A comparative study based on the genotoxicity of 9-aminoacridine (9-AA) and 8-methoxypsoralen (8-MOP) transpired using a lux biosensor E. coli MG1655 (pColD-lux), having a recombinant plasmid with a lux operon under a gene promoter colD. The colD (cda) gene is part of the E. coli SOS regulon that also ensures DNA repair and cell resistance to DNA damage. The Gen colD (cda) includes SOS-regulon E. coli. The lux operon performs a reporter function characterizing the SOS response to DNA damage. The considered genotoxicity of 9-AA and activated UVA (λ = 365 nm) 8-MOP came from manipulating the luminescence intensity of the biosensor. The 8-MOP induction in bacteria of the SOS response depended on concentrations of UVA and 8-MOP. With higher doses of UVA, a 25-fold decrease emerged in the survival of bacterial cells (from 2х10⁸ to 8х10⁶ КОЕ), while an increase in the intensity of the SOS response by 675 times for 10⁶ cells was evident in viable cells.
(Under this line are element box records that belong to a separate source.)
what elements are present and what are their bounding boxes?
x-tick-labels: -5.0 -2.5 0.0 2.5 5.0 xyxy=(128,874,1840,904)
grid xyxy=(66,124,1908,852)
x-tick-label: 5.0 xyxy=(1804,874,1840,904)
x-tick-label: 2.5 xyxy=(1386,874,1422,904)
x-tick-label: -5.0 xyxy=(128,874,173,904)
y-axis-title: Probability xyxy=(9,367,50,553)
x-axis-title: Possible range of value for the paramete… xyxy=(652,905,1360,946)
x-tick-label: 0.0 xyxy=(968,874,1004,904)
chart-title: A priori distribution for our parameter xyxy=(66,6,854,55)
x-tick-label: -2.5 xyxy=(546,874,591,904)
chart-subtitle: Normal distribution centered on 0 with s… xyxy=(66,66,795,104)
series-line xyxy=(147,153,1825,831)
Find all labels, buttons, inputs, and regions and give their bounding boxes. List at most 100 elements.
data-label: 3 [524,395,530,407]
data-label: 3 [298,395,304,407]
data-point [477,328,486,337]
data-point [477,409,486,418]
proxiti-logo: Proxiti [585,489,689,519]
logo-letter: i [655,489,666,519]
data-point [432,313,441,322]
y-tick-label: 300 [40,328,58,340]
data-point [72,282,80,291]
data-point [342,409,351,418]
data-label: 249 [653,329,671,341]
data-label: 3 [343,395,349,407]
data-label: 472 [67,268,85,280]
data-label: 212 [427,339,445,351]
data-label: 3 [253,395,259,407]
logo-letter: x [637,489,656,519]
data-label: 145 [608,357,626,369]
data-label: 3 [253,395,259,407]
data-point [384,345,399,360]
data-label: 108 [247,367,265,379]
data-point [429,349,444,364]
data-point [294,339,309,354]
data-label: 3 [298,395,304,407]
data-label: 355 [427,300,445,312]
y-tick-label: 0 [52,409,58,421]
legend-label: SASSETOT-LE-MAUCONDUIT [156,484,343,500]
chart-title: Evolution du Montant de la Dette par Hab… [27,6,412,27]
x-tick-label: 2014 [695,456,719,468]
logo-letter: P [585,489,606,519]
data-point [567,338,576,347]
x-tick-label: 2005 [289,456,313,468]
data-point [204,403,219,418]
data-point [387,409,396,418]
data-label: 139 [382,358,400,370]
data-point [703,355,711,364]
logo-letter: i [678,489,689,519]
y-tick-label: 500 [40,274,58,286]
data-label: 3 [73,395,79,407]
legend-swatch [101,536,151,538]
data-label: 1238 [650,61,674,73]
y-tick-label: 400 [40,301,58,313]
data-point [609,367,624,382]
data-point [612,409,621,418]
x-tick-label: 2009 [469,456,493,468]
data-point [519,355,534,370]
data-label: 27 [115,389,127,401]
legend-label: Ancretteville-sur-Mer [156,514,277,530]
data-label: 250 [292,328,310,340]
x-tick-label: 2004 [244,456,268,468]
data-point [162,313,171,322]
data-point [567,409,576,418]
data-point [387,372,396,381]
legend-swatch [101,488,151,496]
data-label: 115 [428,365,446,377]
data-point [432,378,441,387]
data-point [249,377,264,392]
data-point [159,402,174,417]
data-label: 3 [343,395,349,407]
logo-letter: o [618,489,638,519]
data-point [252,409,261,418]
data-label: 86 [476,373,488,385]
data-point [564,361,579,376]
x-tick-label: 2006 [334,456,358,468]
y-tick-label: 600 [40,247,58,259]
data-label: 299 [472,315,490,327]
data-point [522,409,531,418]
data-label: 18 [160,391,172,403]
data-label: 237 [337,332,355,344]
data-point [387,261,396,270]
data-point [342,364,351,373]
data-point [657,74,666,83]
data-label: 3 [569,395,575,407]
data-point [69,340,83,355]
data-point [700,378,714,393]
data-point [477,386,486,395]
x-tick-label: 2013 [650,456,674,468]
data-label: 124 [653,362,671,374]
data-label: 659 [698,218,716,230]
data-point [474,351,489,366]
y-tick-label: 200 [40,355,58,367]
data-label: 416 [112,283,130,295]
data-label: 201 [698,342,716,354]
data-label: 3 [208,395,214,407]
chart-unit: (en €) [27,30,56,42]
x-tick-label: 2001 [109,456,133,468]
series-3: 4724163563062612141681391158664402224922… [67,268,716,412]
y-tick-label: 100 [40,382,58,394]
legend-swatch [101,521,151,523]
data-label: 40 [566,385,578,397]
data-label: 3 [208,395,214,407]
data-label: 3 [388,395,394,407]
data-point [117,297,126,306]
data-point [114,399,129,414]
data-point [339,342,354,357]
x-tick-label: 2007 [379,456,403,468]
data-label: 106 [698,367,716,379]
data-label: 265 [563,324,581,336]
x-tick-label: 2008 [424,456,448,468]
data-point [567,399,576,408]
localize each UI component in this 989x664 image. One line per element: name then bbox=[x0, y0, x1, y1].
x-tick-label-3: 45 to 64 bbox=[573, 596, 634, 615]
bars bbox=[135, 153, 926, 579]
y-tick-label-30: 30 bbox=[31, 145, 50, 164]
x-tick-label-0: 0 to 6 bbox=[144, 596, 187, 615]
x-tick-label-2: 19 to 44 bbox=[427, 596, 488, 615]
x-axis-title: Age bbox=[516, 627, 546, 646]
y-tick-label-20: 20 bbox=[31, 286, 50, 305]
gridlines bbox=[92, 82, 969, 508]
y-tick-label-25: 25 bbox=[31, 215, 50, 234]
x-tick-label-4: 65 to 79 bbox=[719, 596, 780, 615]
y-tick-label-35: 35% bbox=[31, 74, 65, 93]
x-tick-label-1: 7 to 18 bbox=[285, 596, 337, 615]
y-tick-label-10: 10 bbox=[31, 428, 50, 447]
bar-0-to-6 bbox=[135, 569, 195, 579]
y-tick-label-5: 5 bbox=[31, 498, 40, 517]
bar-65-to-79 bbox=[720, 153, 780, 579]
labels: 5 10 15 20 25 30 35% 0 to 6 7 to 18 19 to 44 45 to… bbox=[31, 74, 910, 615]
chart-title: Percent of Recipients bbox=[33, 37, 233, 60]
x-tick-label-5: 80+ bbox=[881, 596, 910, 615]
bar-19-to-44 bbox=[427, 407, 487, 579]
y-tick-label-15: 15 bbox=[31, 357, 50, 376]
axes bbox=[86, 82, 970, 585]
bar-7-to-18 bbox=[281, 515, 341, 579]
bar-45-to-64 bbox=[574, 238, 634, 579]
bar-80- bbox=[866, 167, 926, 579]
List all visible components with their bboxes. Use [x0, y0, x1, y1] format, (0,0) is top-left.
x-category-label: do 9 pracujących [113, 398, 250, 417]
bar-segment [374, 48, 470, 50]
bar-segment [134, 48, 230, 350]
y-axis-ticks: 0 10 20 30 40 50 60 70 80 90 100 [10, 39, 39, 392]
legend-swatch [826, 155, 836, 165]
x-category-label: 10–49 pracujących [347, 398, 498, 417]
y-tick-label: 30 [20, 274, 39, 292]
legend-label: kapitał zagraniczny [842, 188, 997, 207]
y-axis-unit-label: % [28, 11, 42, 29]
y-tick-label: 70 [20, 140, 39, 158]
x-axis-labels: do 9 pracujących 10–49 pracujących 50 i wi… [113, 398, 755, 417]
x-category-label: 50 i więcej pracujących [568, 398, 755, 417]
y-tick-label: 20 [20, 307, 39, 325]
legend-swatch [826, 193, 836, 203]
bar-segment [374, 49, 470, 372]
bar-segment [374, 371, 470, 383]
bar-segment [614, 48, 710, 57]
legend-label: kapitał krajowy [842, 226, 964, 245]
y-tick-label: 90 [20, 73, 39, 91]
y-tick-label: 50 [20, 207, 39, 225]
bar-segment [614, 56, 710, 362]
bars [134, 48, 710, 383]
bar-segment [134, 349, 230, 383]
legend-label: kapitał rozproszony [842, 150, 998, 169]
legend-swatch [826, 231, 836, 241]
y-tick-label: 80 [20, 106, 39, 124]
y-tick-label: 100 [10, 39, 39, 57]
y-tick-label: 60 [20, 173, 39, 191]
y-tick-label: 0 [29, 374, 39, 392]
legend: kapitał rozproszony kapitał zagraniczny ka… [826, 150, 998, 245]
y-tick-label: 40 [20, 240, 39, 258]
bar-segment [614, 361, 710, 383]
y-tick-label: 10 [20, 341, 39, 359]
The DNA-damaging and lethal effect of 8-MOP in bacteria relied on the concentrations of UVA and 8-MOP.

Keywords: 9-aminoacridine, 8-methoxypsoralen, lux-biosensor, E. coli, gene promoter ColD, SOS response, UV irradiation, monoadducts, diadducts

Key findings: A comparative study of the genotoxicity of 9-aminoacridine (9-AA) and UVA-activated 8-methoxypsoralen (8-MOP) using a lux biosensor in E. coli MG1655 (pColD-lux) showed a considerable enhancement in the SOS response. Exposure to the highest concentrations of UVA and 8-MOP resulted in a 25-fold decrease in bacterial survival and a 675-fold increase in SOS response intensity in viable cells, with DNA damaging based on their concentrations.